On the other hand, detainees stay in the glasses in large numbers and for long periods of time, while they can stay there for days and no more, which is a clear violation of the law, since those arrested must be transferred immediately to the prison, where the minimum necessities for living, sleeping and eating are supposed to be available. The worst thing is that everyone is in these glasses, men, women and minors, so that there is no separation between them as in prisons.
“The period of imprisonment in the detention center is not supposed to exceed two months for misdemeanors and six months for felonies, until a release or transfer to prison is decided. People cannot be detained indefinitely,” says Ishaq.

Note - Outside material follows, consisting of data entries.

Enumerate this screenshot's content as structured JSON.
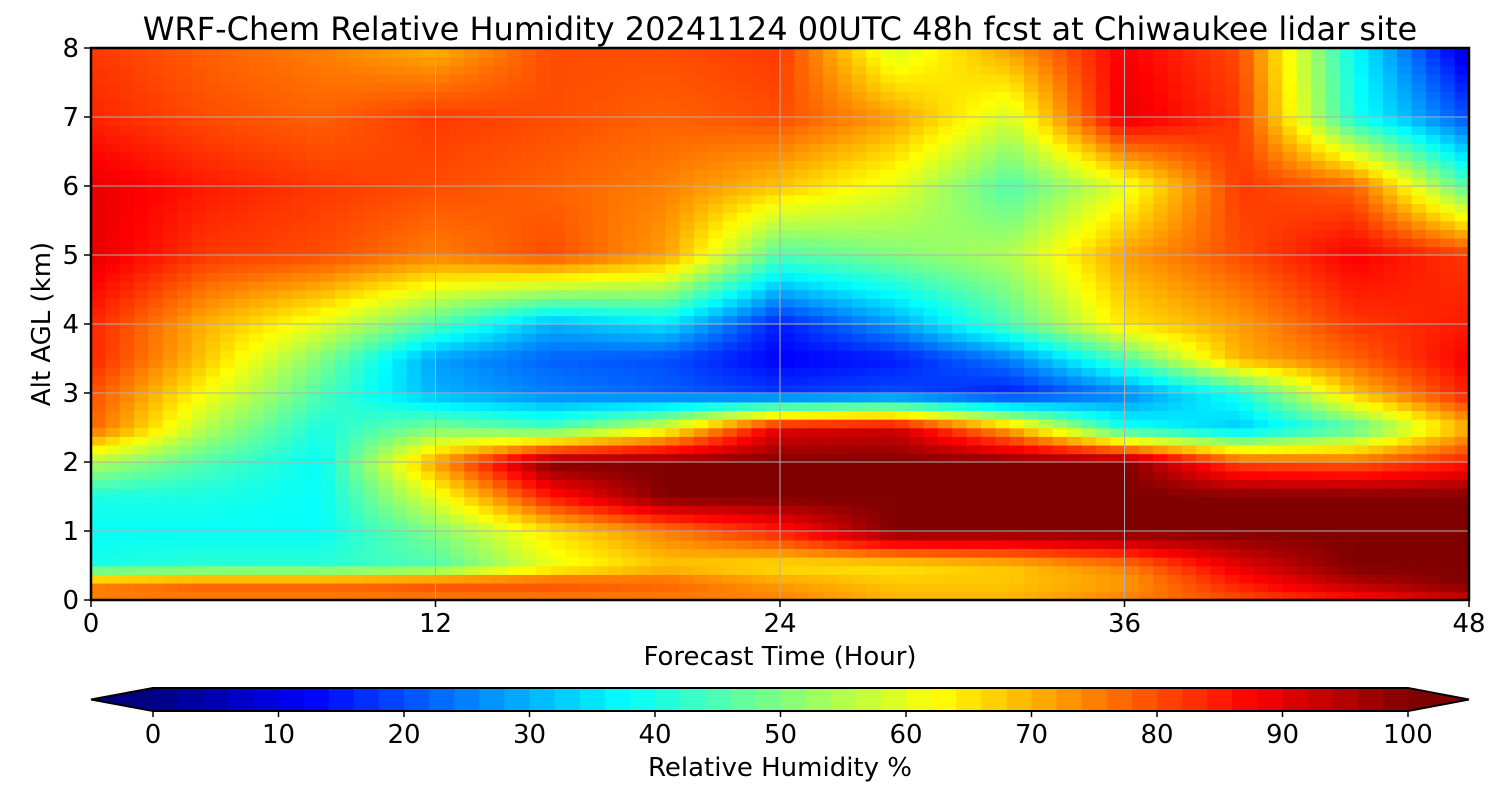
{
  "chart_data": {
    "type": "heatmap",
    "title": "WRF-Chem Relative Humidity 20241124 00UTC 48h fcst at Chiwaukee lidar site",
    "xlabel": "Forecast Time (Hour)",
    "ylabel": "Alt AGL (km)",
    "xlim": [
      0,
      48
    ],
    "ylim": [
      0,
      8
    ],
    "x_ticks": [
      "0",
      "12",
      "24",
      "36",
      "48"
    ],
    "y_ticks": [
      "0",
      "1",
      "2",
      "3",
      "4",
      "5",
      "6",
      "7",
      "8"
    ],
    "grid": true,
    "x": [
      0,
      4,
      8,
      12,
      16,
      20,
      24,
      28,
      32,
      36,
      40,
      44,
      48
    ],
    "y": [
      0,
      0.25,
      0.5,
      1,
      1.5,
      2,
      2.5,
      3,
      3.5,
      4,
      5,
      6,
      7,
      8
    ],
    "z": [
      [
        75,
        75,
        75,
        75,
        75,
        75,
        75,
        70,
        70,
        75,
        80,
        85,
        92
      ],
      [
        75,
        78,
        78,
        80,
        80,
        78,
        72,
        68,
        68,
        72,
        85,
        95,
        100
      ],
      [
        40,
        42,
        42,
        45,
        60,
        68,
        65,
        65,
        68,
        75,
        90,
        100,
        100
      ],
      [
        38,
        38,
        38,
        50,
        65,
        75,
        85,
        100,
        100,
        100,
        100,
        100,
        100
      ],
      [
        40,
        40,
        38,
        60,
        85,
        100,
        100,
        100,
        100,
        100,
        100,
        100,
        100
      ],
      [
        55,
        45,
        38,
        72,
        100,
        100,
        100,
        100,
        100,
        100,
        80,
        78,
        85
      ],
      [
        78,
        55,
        40,
        50,
        45,
        60,
        90,
        92,
        70,
        40,
        32,
        45,
        70
      ],
      [
        80,
        62,
        45,
        30,
        25,
        22,
        18,
        20,
        15,
        25,
        40,
        68,
        85
      ],
      [
        84,
        68,
        50,
        28,
        22,
        20,
        12,
        15,
        25,
        45,
        70,
        78,
        88
      ],
      [
        84,
        70,
        60,
        45,
        30,
        35,
        15,
        28,
        45,
        65,
        72,
        82,
        85
      ],
      [
        90,
        82,
        80,
        75,
        80,
        72,
        45,
        50,
        55,
        72,
        80,
        88,
        82
      ],
      [
        90,
        85,
        82,
        80,
        78,
        75,
        68,
        60,
        45,
        60,
        82,
        78,
        45
      ],
      [
        84,
        80,
        78,
        82,
        80,
        78,
        80,
        72,
        58,
        90,
        82,
        40,
        20
      ],
      [
        82,
        78,
        75,
        70,
        80,
        80,
        82,
        58,
        72,
        88,
        80,
        38,
        8
      ]
    ],
    "colorbar": {
      "label": "Relative Humidity %",
      "min": 0,
      "max": 100,
      "ticks": [
        "0",
        "10",
        "20",
        "30",
        "40",
        "50",
        "60",
        "70",
        "80",
        "90",
        "100"
      ],
      "extend": "both",
      "colormap": "jet"
    }
  }
}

Therefore, Ishaq emphasizes that “arrest should not be a retaliatory punishment, but rather its objective should be to rehabilitate and properly reintegrate the prisoner into society, and this is the missing role of rehabilitation programs. in Lebanon, noting that last week the judges’ strike over the detainees’ files ended, and while a solution is expected, great pressure remains with the backlog of files in the past period.
Associations are the link
It seems that international organizations and associations have become the only support for detainees in the face of the state’s total impotence and its inability to provide them with the minimum subsistence. The meetings of the leaders of the associations with the human rights commissions are increasing regularly in the current stage with the aim of coordinating the provision of aid and services in the prisons, each according to their capacities.
Shamoun emphasizes that “associations bear all the responsibilities, but they are not supposed to replace the state. They exist to support and provide assistance such as medicine, blankets, food and other supplies, but they cannot take responsibility for prisons in this way”. after the state has become unable to provide the most basic services”.

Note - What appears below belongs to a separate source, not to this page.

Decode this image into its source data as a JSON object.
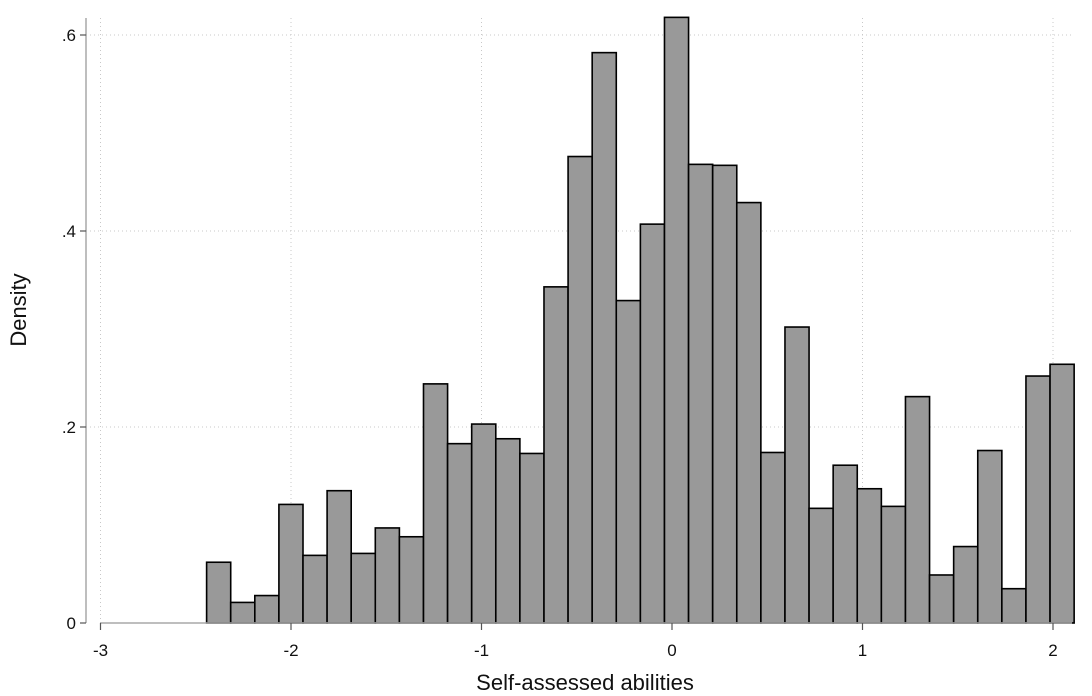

Foreign detainees, most of whom are Syrians, are a huge burden on prisons, contributing to deteriorating conditions, especially after their cases have been suspended and prison overcrowding has increased with them, and with it problems and challenges related to food supply, hygiene conditions and health monitoring.
In the face of poor prison management, all inmates languish together, regardless of their convictions for crimes and misdemeanors, which poses a threat to many who have been admitted to detention centers because of a minor offense or maybe from a traffic accident, so they are not supposed to be imprisoned with criminals and drug dealers. Hence the importance of examining the sentences of detainees and distributing them in the places designated for them on this basis. However, the main problem lies in the fact that the administration of the prisons is not in the hands of the ministry of justice, as it must occur for the rehabilitation programs to function properly.